Cesar Nava Gonzalez was arrested on November 16, the statement said yesterday, calling the former official a "member of the Guerreros Unidos criminal organization."
The teacher college students' disappearance and presumed slaughter has infuriated Mexicans fed up with corruption, impunity and a drug war that has left more than 100,000 people dead or missing since 2006.
Lawyer Vidulfo Rosales, who represents the parents of the missing students, said the families were told yesterday of the latest arrest at a briefing with officials.

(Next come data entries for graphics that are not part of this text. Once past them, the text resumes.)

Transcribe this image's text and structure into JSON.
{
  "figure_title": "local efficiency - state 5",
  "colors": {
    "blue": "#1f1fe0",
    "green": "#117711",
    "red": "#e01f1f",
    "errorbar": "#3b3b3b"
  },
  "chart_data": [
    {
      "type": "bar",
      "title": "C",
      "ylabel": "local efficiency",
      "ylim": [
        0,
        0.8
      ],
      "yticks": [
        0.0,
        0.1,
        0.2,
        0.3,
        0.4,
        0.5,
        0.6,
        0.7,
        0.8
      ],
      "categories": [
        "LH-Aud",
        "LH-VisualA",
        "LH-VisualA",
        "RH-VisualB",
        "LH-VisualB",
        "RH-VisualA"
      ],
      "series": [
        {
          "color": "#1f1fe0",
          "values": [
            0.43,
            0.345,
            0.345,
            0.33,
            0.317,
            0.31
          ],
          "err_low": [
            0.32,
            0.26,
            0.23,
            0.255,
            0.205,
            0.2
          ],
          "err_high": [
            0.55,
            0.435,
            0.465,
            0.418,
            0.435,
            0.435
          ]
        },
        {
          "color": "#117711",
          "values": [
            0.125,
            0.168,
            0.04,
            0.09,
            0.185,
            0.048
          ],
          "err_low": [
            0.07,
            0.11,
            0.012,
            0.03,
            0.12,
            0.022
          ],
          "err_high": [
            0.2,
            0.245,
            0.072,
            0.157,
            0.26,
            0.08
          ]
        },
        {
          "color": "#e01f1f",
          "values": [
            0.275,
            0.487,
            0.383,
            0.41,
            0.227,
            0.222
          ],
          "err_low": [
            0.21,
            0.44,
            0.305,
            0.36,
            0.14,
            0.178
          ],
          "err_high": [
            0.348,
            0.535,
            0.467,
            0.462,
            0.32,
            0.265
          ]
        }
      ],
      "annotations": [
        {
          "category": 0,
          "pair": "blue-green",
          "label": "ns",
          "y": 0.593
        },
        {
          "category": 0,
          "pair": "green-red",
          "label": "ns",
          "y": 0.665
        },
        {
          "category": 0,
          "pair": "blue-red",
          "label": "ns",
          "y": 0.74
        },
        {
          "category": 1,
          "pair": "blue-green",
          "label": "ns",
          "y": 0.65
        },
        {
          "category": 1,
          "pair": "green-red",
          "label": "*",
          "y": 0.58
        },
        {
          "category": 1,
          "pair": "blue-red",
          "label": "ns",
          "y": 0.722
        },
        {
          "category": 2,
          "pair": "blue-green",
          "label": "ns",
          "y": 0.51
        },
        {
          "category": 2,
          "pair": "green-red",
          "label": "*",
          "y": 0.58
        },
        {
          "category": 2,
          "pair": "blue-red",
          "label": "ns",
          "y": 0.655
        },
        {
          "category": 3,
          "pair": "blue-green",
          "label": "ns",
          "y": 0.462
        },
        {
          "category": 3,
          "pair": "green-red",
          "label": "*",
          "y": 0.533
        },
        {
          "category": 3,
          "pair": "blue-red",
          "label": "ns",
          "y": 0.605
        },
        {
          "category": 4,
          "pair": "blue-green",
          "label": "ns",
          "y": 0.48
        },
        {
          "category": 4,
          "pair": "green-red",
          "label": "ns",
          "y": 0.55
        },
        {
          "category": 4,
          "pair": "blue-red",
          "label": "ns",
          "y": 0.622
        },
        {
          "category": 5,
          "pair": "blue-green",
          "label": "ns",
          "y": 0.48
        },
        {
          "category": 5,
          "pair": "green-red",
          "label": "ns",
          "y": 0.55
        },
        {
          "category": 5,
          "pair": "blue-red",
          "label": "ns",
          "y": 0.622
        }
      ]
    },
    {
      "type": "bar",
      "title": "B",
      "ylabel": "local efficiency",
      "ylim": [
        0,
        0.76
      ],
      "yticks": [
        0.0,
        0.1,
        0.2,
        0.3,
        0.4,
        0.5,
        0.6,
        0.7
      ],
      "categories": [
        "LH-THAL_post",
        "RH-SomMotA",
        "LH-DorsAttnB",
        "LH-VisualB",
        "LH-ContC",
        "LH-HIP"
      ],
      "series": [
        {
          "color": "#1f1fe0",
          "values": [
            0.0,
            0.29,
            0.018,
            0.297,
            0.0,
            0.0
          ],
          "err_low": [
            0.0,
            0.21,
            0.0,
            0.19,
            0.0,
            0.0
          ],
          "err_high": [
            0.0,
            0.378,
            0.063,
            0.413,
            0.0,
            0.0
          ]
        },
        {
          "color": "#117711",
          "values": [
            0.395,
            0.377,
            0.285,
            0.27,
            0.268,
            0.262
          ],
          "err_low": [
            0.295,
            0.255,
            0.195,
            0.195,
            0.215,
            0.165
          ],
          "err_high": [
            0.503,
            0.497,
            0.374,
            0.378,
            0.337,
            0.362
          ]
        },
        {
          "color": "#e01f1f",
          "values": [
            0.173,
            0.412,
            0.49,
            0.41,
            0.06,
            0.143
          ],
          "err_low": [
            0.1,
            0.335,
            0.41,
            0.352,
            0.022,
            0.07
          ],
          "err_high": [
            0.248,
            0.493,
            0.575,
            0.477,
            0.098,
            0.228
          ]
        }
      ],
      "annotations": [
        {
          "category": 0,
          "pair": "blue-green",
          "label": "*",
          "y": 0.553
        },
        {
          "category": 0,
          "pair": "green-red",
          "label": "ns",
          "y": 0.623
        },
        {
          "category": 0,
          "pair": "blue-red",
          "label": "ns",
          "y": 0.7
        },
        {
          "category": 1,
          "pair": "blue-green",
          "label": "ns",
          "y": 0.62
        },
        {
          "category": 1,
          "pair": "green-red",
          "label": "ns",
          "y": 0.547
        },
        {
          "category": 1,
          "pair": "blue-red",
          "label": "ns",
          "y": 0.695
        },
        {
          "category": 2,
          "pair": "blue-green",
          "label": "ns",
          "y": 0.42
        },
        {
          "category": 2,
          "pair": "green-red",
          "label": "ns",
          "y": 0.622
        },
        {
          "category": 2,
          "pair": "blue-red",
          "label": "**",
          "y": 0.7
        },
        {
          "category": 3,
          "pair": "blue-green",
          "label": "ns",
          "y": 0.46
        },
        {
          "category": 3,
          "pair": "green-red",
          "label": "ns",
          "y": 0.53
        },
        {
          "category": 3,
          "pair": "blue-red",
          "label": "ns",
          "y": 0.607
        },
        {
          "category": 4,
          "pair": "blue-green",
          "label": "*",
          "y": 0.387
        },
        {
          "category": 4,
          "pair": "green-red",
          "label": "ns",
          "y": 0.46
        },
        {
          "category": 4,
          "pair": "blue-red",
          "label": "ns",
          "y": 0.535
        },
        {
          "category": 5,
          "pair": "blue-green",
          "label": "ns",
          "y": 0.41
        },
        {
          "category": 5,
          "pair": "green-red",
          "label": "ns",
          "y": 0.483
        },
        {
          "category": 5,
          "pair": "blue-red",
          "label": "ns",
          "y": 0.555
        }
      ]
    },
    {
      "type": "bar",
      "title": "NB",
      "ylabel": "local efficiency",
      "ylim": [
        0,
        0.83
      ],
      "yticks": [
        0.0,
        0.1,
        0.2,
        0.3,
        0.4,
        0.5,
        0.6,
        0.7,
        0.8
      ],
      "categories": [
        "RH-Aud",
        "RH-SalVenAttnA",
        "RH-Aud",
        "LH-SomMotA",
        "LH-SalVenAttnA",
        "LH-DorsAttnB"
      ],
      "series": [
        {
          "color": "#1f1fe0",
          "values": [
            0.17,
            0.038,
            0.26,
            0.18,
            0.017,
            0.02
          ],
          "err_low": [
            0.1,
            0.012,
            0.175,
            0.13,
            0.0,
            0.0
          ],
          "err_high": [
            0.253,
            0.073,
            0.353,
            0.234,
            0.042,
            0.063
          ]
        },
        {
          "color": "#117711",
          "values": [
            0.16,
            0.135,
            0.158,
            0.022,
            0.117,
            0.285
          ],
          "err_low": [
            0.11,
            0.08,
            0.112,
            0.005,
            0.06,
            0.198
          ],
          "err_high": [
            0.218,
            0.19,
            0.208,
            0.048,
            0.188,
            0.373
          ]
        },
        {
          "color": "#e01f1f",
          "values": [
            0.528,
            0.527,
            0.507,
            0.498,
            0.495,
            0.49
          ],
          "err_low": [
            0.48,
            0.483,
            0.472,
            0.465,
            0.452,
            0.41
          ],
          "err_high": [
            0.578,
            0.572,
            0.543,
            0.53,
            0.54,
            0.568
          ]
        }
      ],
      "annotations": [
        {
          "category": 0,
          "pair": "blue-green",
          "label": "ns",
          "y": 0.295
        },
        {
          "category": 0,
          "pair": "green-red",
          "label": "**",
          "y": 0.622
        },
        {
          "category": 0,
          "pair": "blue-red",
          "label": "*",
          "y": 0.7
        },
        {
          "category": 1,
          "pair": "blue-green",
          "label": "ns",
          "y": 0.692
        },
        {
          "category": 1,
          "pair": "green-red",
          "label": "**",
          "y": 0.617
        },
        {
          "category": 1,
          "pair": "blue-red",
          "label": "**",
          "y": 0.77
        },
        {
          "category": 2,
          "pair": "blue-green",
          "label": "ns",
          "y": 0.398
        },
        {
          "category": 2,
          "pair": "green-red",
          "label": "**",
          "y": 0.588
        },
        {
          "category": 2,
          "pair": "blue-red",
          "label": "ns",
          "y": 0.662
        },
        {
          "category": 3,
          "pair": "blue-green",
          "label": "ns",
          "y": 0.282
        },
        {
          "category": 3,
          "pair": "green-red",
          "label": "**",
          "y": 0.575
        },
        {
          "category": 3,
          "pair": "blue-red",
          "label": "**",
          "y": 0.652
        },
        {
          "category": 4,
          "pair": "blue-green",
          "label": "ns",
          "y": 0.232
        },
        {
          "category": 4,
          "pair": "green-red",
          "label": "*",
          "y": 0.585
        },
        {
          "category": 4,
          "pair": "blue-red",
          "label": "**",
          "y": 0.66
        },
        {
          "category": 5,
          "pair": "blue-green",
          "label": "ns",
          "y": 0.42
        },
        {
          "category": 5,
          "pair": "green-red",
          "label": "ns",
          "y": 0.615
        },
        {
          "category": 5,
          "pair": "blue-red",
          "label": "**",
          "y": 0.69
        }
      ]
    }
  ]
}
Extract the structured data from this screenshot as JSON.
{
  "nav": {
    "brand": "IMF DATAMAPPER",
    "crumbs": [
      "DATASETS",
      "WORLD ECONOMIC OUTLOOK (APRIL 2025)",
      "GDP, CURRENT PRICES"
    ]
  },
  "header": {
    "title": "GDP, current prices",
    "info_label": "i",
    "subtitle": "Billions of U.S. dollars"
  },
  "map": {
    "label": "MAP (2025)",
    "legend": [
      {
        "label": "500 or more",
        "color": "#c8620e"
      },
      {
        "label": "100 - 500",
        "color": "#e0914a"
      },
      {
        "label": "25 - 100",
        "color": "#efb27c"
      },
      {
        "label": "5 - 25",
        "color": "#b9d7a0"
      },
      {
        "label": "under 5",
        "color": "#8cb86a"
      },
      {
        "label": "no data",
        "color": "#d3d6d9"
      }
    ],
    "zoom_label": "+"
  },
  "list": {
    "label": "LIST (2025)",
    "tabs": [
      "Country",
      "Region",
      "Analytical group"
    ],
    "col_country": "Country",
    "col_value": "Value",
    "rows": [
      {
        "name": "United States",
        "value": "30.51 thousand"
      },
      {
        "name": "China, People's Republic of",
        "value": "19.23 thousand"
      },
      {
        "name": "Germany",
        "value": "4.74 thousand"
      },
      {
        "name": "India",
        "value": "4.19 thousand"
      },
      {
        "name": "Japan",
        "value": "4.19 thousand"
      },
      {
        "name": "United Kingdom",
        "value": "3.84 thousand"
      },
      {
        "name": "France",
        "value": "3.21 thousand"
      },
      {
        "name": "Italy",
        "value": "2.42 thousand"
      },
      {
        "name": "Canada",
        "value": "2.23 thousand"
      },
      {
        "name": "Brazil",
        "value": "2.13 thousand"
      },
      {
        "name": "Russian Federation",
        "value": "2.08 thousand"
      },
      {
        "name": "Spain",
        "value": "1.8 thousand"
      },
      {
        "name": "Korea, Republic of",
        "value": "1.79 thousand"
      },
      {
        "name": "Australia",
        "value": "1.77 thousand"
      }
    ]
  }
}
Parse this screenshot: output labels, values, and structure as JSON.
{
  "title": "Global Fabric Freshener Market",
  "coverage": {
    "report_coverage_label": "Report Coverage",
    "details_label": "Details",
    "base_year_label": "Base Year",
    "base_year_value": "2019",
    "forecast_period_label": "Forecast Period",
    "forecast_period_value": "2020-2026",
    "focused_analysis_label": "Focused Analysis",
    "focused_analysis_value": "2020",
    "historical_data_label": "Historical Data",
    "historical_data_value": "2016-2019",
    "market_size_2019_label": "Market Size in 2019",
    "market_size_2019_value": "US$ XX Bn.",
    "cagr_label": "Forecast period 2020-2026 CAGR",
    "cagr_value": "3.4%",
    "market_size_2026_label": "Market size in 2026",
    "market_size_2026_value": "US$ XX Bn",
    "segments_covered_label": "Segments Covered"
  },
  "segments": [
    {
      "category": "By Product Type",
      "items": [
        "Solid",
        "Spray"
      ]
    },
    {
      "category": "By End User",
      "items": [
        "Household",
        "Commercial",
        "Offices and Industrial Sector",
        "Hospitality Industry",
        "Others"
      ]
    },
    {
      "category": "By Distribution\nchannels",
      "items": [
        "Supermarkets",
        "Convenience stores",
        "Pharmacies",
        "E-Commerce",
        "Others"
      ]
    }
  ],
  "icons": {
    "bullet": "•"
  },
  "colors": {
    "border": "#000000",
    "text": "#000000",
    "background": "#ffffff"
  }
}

Members of the Guerreros Unidos drug gang have told investigators they killed the students and burned the bodies after police had handed them over.
The then police chief Nava Gonzales, who had been on the run since soon after the crime came to light, has confessed to responding to a call from the Iguala police chief on the night of September 26, to help with detaining the students, said lawyer Rosales.
Iguala's police chief remains at large, but the Iguala mayor and his wife have both been arrested.
Prosecutors accuse the mayoral couple of colluding with the gang and ordering the attack over fears the students would disrupt a speech by the mayor's wife, who was head of the local child protection agency.
Officials have stopped short of declaring the students dead, pending an Austrian university's DNA tests on charred bones. Federal authorities continue to search for them in Guerrero.